Huh. I think you might be correct. Too bad evolution didn’t have enough incentive to make humans that smart.
I suspect that if the average citizen understands confirmation bias, economics 101, the prisoner’s dilemma, decision theory, coordinated action, the scientific method and the Pareto frontier… most of Moloch goes away or never arises in the first place.
You can have adversarial equilibria still, sure, but if everyone is smart and aware of hidden consequences and understands the idea of zero vs non-zero sum games properly you don’t have many adversarial equilibria which destroy net value.
So dath Ilan I understand is the thought experiment of “every human has about as much intelligence as Eliezer Yudnowsky”.
Starting with that assumption—the flaw is that I think a lot of the issues with current civilization isn’t that people are stupid, it’s Moloch.
The rules of the adversarial game creates situations where every actor is stuck in an inadequate equilibrium. No one has the power to fix anything, because each actor is just doing their own role and acting in their own interests.

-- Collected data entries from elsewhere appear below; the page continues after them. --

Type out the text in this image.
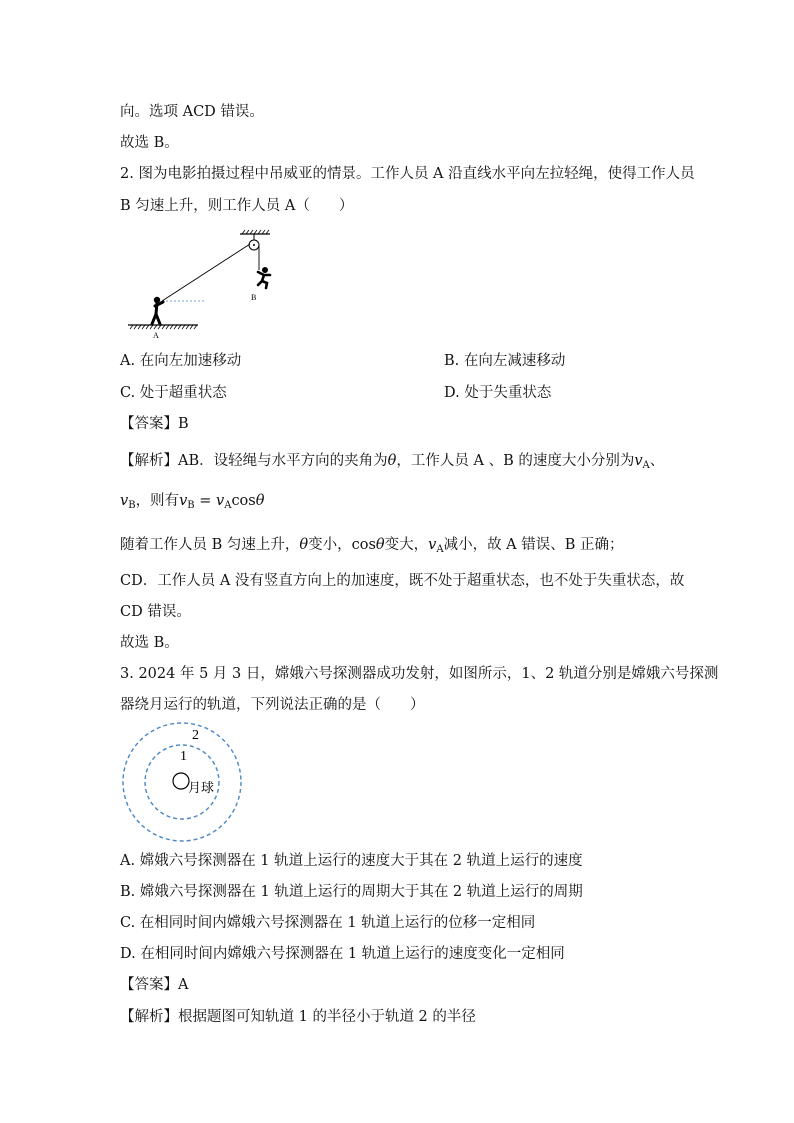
向。选项 ACD 错误。
故选 B。
2. 图为电影拍摄过程中吊威亚的情景。工作人员 A 沿直线水平向左拉轻绳，使得工作人员
B 匀速上升，则工作人员 A（　　）
B
A
A. 在向左加速移动	B. 在向左减速移动
C. 处于超重状态	D. 处于失重状态
【答案】B
【解析】AB．设轻绳与水平方向的夹角为θ，工作人员 A 、B 的速度大小分别为$v_A$、
$v_B$，则有$v_B = v_A\cos\theta$
随着工作人员 B 匀速上升，θ变小，cosθ变大，$v_A$减小，故 A 错误、B 正确；
CD．工作人员 A 没有竖直方向上的加速度，既不处于超重状态，也不处于失重状态，故
CD 错误。
故选 B。
3. 2024 年 5 月 3 日，嫦娥六号探测器成功发射，如图所示，1、2 轨道分别是嫦娥六号探测
器绕月运行的轨道，下列说法正确的是（　　）
2
1
月球
A. 嫦娥六号探测器在 1 轨道上运行的速度大于其在 2 轨道上运行的速度
B. 嫦娥六号探测器在 1 轨道上运行的周期大于其在 2 轨道上运行的周期
C. 在相同时间内嫦娥六号探测器在 1 轨道上运行的位移一定相同
D. 在相同时间内嫦娥六号探测器在 1 轨道上运行的速度变化一定相同
【答案】A
【解析】根据题图可知轨道 1 的半径小于轨道 2 的半径
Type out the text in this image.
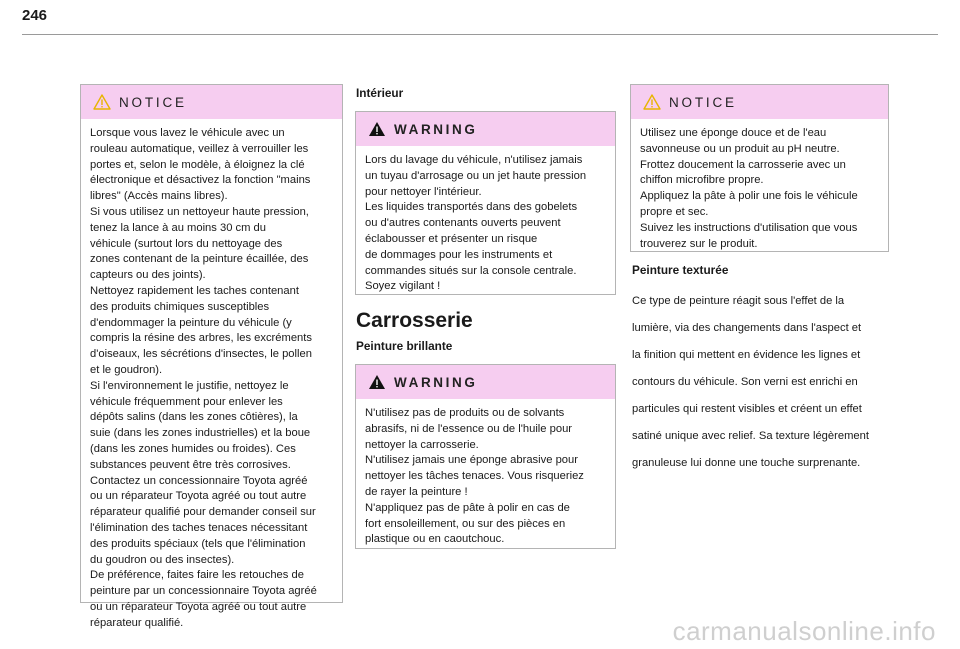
246
NOTICE

Lorsque vous lavez le véhicule avec un

rouleau automatique, veillez à verrouiller les

portes et, selon le modèle, à éloignez la clé

électronique et désactivez la fonction "mains

libres" (Accès mains libres).

Si vous utilisez un nettoyeur haute pression,

tenez la lance à au moins 30 cm du

véhicule (surtout lors du nettoyage des

zones contenant de la peinture écaillée, des

capteurs ou des joints).

Nettoyez rapidement les taches contenant

des produits chimiques susceptibles

d'endommager la peinture du véhicule (y

compris la résine des arbres, les excréments

d'oiseaux, les sécrétions d'insectes, le pollen

et le goudron).

Si l'environnement le justifie, nettoyez le

véhicule fréquemment pour enlever les

dépôts salins (dans les zones côtières), la

suie (dans les zones industrielles) et la boue

(dans les zones humides ou froides). Ces

substances peuvent être très corrosives.

Contactez un concessionnaire Toyota agréé

ou un réparateur Toyota agréé ou tout autre

réparateur qualifié pour demander conseil sur

l'élimination des taches tenaces nécessitant

des produits spéciaux (tels que l'élimination

du goudron ou des insectes).

De préférence, faites faire les retouches de

peinture par un concessionnaire Toyota agréé

ou un réparateur Toyota agréé ou tout autre

réparateur qualifié.

Intérieur
WARNING

Lors du lavage du véhicule, n'utilisez jamais

un tuyau d'arrosage ou un jet haute pression

pour nettoyer l'intérieur.

Les liquides transportés dans des gobelets

ou d'autres contenants ouverts peuvent

éclabousser et présenter un risque

de dommages pour les instruments et

commandes situés sur la console centrale.

Soyez vigilant !

Carrosserie
Peinture brillante
WARNING

N'utilisez pas de produits ou de solvants

abrasifs, ni de l'essence ou de l'huile pour

nettoyer la carrosserie.

N'utilisez jamais une éponge abrasive pour

nettoyer les tâches tenaces. Vous risqueriez

de rayer la peinture !

N'appliquez pas de pâte à polir en cas de

fort ensoleillement, ou sur des pièces en

plastique ou en caoutchouc.

NOTICE

Utilisez une éponge douce et de l'eau

savonneuse ou un produit au pH neutre.

Frottez doucement la carrosserie avec un

chiffon microfibre propre.

Appliquez la pâte à polir une fois le véhicule

propre et sec.

Suivez les instructions d'utilisation que vous

trouverez sur le produit.

Peinture texturée

Ce type de peinture réagit sous l'effet de la

lumière, via des changements dans l'aspect et

la finition qui mettent en évidence les lignes et

contours du véhicule. Son verni est enrichi en

particules qui restent visibles et créent un effet

satiné unique avec relief. Sa texture légèrement

granuleuse lui donne une touche surprenante.

carmanualsonline.info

Making the actors smarter doesn’t help—they just try hard their jobs even more. This might make the situation worse.
For an example: the FDA doesn’t exist to help human beings live longer, healthier lives. It exists to ensure every drug is “safe and effective”. Making then smarter means they allow even less errors in drug applications. But drug company workers also are smarter and make less obvious errors and cover up any lies in their clinical trial reports better, since their role is to get a drug approved so their parent company doesn’t go bankrupt.
So you are stuck in the same inadequate equilibrium where everyone is doing their role and the actual people humans should care about—human patients—suffers.